As anyone who tracks the gun control convos knows, NRA talking points are an ever-moving target, bobbing and weaving to avoid cries for help and demands for change as Americans deal with yet another mass shooting. Whether the pro-gun lobby claims that gun control doesn’t help stymie gun violence or politicians such as Ted Cruz demand that we not politicize such a universally upsetting tragedy, it can be frustrating for gun control proponents to try to find an in — a way to start the long road to recovery and safety. Especially when you the NRA rails against even the simplest gun control measures.

So when the NRA sent that tweet, after the American College of Physicians re-published a paper stating that gun control is a public health issue, doctors were ready to answer the call. They responded quickly and with force: Gun violence is my lane.

Taking to Twitter, doctors all over the U.S. have tweeted how they deal with the effects of gun violence. And using the power of visuals, they’ve posted photos of what gun violence and its aftereffects actually look like, beyond the yellow tape of a crime scene and the optics of parents begging that their children’s deaths not be in vain.

Content warning: the following tweets include graphic photos and descriptions of gun violence. Please proceed with caution.

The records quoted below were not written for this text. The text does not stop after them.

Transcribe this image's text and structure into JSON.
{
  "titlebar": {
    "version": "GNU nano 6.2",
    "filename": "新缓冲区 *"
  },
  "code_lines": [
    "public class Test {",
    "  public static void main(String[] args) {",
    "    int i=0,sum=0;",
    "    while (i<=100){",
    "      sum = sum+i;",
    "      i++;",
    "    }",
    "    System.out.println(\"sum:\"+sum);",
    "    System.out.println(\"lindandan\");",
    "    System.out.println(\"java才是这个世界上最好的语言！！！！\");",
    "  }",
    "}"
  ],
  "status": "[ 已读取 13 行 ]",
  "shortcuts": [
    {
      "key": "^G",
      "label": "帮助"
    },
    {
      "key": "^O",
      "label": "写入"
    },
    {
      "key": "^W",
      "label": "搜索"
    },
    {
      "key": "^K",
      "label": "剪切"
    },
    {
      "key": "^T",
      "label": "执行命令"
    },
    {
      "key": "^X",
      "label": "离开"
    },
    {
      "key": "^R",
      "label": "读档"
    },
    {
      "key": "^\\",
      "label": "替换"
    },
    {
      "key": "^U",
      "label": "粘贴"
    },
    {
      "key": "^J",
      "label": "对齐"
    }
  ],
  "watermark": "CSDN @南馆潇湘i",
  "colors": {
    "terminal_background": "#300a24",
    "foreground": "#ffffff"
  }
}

https://twitter.com/drjudymelinek/status/1060912988532629504

https://twitter.com/scrubbedin/status/1061235397240541184

https://twitter.com/scrubbedin/status/1061035641142759426

Doctors aren’t the only ones sharing photos and stories of the gruesome nature of gun violence. Kate Ranta, a survivor of domestic violence, tweeted a photo of the crime scene where her partner shot her when she tried to leave him. Her story is a sobering reminder that gun rights (and gun control) don’t exist in a vacuum, and easy access to firearms goes beyond the abstract idea of the Second Amendment.

https://twitter.com/ravinranta/status/1062194027418841088

So when the Americans College of Physicians recommends that we, as a nation, treat gun violence like a public health crisis—and that we do something to address that crisis—now we have a bold and disturbing understanding of how very much gun violence is their lane. Our lanes, too. Everyone’s lanes.